22. Louisa McCarthy
"Czasami najbliżsi ludzie zdradzają, a własny dom przestaje być miejscem, gdzie możemy być szczęśliwi"
Kristin Cass
Budzę się z ogromnym bólem głowy. Jęczę. Otwieram oczy, do pokoju wdzierają się promienie słońca. Mam ochotę zamordować osobę, która nie zaciągnęła zasłon.
- Boli cię głowa? - pyta Sam, zachrypniętym głosem.
- Trochę.
- Przyniosę Ci tabletki.
- Dziękuję, są w łazience w mojej kosmetyczce.
- Dobra, znajdę.
Całuje mnie w czoło i wstaje. Nagi przemierza sypialnię. Sprawnie zakłada czarne bokserki, zauważam kilka czerwonych śladów po moich paznokciach. Uśmiecham się. Nie ukrywam Colin w seksie jest dobry, ale nie taki jak Sam. Nie ma nic przyjemniejszego niż seks z Samem.

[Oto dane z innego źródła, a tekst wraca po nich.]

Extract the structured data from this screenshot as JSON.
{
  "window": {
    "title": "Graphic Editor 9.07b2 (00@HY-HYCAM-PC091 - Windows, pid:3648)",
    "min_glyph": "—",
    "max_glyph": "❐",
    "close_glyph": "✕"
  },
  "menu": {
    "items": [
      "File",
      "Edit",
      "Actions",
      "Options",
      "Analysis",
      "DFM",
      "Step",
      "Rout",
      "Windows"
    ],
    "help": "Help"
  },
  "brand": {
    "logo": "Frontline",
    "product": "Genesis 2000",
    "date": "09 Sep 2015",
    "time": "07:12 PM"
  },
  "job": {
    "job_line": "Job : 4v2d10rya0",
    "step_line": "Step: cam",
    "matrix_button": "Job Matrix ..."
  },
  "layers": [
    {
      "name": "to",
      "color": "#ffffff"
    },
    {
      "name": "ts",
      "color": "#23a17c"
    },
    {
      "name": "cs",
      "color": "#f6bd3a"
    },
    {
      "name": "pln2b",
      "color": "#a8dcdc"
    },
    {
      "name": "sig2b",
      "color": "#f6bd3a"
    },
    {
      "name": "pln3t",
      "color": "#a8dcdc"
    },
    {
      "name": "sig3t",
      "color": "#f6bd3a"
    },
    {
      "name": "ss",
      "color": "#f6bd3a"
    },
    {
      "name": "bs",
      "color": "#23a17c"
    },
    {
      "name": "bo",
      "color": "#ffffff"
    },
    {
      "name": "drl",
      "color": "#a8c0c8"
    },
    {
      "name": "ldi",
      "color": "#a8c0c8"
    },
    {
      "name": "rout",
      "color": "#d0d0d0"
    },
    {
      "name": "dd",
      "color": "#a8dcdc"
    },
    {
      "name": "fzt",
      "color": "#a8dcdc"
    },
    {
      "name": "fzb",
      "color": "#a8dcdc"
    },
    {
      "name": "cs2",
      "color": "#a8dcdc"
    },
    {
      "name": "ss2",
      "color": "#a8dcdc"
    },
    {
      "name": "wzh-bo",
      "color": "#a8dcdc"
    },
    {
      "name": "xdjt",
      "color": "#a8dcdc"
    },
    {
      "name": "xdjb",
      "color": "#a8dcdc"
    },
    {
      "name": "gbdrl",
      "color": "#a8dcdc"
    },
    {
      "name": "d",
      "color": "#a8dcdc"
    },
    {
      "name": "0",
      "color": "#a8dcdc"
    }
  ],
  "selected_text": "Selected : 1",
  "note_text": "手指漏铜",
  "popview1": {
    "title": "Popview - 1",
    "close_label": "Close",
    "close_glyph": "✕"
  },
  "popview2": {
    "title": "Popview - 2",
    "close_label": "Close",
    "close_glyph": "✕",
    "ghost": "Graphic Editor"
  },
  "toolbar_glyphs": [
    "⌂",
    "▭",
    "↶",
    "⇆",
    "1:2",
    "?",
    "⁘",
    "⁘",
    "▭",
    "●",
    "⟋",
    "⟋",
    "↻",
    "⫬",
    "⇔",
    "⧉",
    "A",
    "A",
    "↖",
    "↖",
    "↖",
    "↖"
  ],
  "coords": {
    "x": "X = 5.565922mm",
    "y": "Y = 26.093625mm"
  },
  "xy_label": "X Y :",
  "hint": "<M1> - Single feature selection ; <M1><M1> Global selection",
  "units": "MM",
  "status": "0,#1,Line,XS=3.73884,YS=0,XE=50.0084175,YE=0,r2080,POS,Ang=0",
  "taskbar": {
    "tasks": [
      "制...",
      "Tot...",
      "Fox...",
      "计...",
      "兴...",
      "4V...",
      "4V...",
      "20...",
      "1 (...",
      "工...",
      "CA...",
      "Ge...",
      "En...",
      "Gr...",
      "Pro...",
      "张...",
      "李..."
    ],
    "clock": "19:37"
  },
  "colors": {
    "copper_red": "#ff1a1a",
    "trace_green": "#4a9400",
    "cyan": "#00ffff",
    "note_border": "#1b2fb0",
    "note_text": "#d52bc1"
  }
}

Wraca po chwili z tabletkami w dłoniach. Uśmiecha się od ucha do ucha. Podnosi z podłogi wodę i nalewa jej trochę do szklanki. Łykam tabletkę i pragnę, by od razu zaczęła działać. Sam wstaje otwiera okno na oścież. Jakąś godzinę później biorę chłodny prysznic, który to stawia mnie na nogi.
Wkładam białą luźną sukienkę, ogromny kapelusz, zabieram torebkę i wychodzę na zewnątrz z sandałami w dłoni.
- Idziemy na plażę? Mam ochotę popływać. - mówię.
- A ja mam ochotę na ciebie.
- To musi poczekać. - śmieję się.
- No dobra, wezmę tylko okulary i idziemy.
***
Wieczorem leżymy z Samem na kanapie, rozkoszując się ciszą. Nagle wszystko przerywa mój telefon. Podnoszę go ze stolika. Głęboko wzdycham. Wyplątuję się z objęć Sama i wychodzę na werandę, by móc swobodnie porozmawiać.
ROZMOWA:
- Halo? - mówię.
- Hej, misiek. Co tam?
- Wszystko w porządku. A u ciebie?
- Też. Tęsknię już za tobą.
- Jeszcze tylko kilka dni i wracam.
- Wiem, ale już nie mogę się doczekać. - milczę. - Jesteś tam?
- Tak. Wiesz muszę już kończyć, muszę jutro wcześnie wstać.
- No dobrze, kocham cię. - mija kilkadziesiąt sekund.
- Ja ciebie też bardzo.
Rozłączam się i jeszcze chwilę siedzę na krześle. Niedługo potem dzwoni Nancy, by wypytać o wszystko ze szczegółami.